By Jackie Devereaux
Yucca Valley, CA - At least two giant public utility companies said environmentalists "need not worry" about plans to build a "mega grid" of transmission power lines through Southern California because they are scaling back, considering other routes or carefully moving forward despite growing concerns.
The Green Path North proposal by Los Angeles Department of Water and Power (LADWP), plans to construct 85 miles of new high-voltage transmission power lines through sensitive lands in the Hi-Desert and the Coachella Valley. The Sunrise Powerlink proposed by San Diego Gas & Electric calls for 600 towers through 150 miles of Imperial and San Diego counties.
Both plans met staunch grassroots opposition that has successfully stalled or steered those projects into other directions. Two giant utilities claim they need more transmission lines to meet a state mandated "green power" goal by 2010. Critics claim the companies do not want "green power" but instead want to control and manipulate the price of electric power.
LADWP has been hatching plans for two years to build Green Path North and applied for a "Right of Way" with the Bureau of Land Management (BLM) in December 2006. The utility giant initially wanted Green Path North to begin at a new Palm Springs substation, then travel north along state route 62 through the hi-desert to join another electrical substation near Victorville.
Utility companies claim they need these "mega grids" in order to meet a state mandated goal of 20 percent energy coming from green power sources, such as solar, wind and renewables by 2010, and with 33 percent green power by 2020.
Green Path North - Environmentalists' side of the story
Opponents say this is a lie.
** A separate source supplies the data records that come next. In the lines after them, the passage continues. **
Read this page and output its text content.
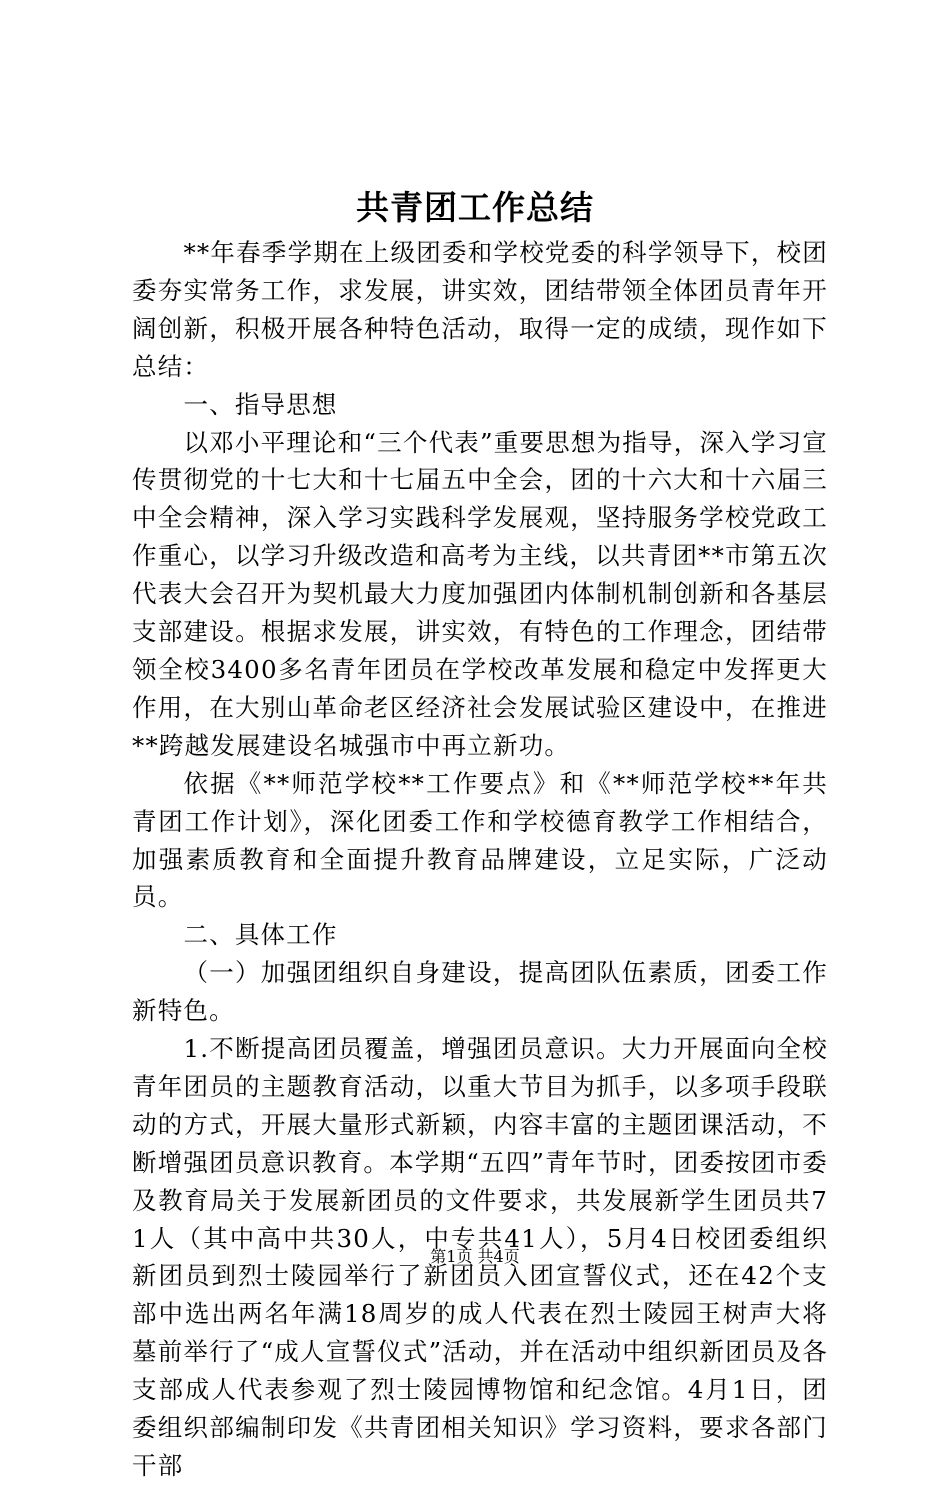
共青团工作总结

**年春季学期在上级团委和学校党委的科学领导下，校团委夯实常务工作，求发展，讲实效，团结带领全体团员青年开阔创新，积极开展各种特色活动，取得一定的成绩，现作如下总结：

一、指导思想

以邓小平理论和“三个代表”重要思想为指导，深入学习宣传贯彻党的十七大和十七届五中全会，团的十六大和十六届三中全会精神，深入学习实践科学发展观，坚持服务学校党政工作重心，以学习升级改造和高考为主线，以共青团**市第五次代表大会召开为契机最大力度加强团内体制机制创新和各基层支部建设。根据求发展，讲实效，有特色的工作理念，团结带领全校3400多名青年团员在学校改革发展和稳定中发挥更大作用，在大别山革命老区经济社会发展试验区建设中，在推进**跨越发展建设名城强市中再立新功。

依据《**师范学校**工作要点》和《**师范学校**年共青团工作计划》，深化团委工作和学校德育教学工作相结合，加强素质教育和全面提升教育品牌建设，立足实际，广泛动员。

二、具体工作

（一）加强团组织自身建设，提高团队伍素质，团委工作新特色。

1.不断提高团员覆盖，增强团员意识。大力开展面向全校青年团员的主题教育活动，以重大节目为抓手，以多项手段联动的方式，开展大量形式新颖，内容丰富的主题团课活动，不断增强团员意识教育。本学期“五四”青年节时，团委按团市委及教育局关于发展新团员的文件要求，共发展新学生团员共71人（其中高中共30人，中专共41人），5月4日校团委组织新团员到烈士陵园举行了新团员入团宣誓仪式，还在42个支部中选出两名年满18周岁的成人代表在烈士陵园王树声大将墓前举行了“成人宣誓仪式”活动，并在活动中组织新团员及各支部成人代表参观了烈士陵园博物馆和纪念馆。4月1日，团委组织部编制印发《共青团相关知识》学习资料，要求各部门干部

第1页 共4页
Jim Harvey, executive director of Alliance for Responsible Energy Policy (AREP), a non-profit organization in the Hi-Desert opposing any new transmission lines said LADWP's plans also involve the taking of private properties through eminent domain.
"There's a huge effort underway to obtain federal wilderness designation that for many years now was threatened by big solar and big wind industries and their transmission corridors," Harvey said.
"Those of us opposed to Green Path North now have a genuine opportunity to make a difference," he noted the LADWP's route threatens a portion of the Big Morongo Canyon Preserve. "Designating this and other areas as federal 'wilderness' will make it much more difficult to get approval for these devastating big energy projects," he said.
"The Green Path North project is not green at all," Harvey added, "In fact, it's the least likely way to bring green energy to California. If LADWP really wanted to increase green energy production they could do it in the four following ways:"
First, repeal the failed federal Energy Policy Act of 2005 that only benefits big energy companies. Secondly, offer tax credits, rebates and low interest loans (from AB 811) to home an business owners for installing photo voltaic (solar panels) and micro wind turbines. Thirdly, pass "feed-in tariff" laws requiring utility companies to purchase surplus renewable energy from home and business owners at market rates. Fourthly, remove the restrictions current California CSI law, that limit sizes of a renewable energy system in the home or business - this discourages renewable energy production surplus.
"Germany has been working towards achieving 2,000 megawatts of electrical capacity every year from rooftop solar panels. Europe collects more solar power and has less sunny days than California. By 2011, they will have added 10,000 megawatts - that's huge. Green Path North only expects to bring in 800 megawatts of power, so there is no comparison," Harvey said.
"If LADWP's real agenda was to build a 20 percent renewables by 2010, then they'd be doing it this way," he added. "And as far as looking into alternate routes, they are a smokescreen for their real motives - to control the supply and price of electricity," he said.
A Feb. 2, 2009 article by Carol A. Overland, a utility regulatory attorney and electrical consultant based in Minnesota, said not to believe big utility propaganda about why they need new transmission lines. Overland said, "Planning for peak loads," is a transmission lie. "We'll have blackouts" or "freeze in the dark" are transmission lies. Utility company "forecasts" are a lie. "It's for renewable energy" is a lie. "Long distance transmission" is a lie. "Utilities frame of need for public purposes" is a lie.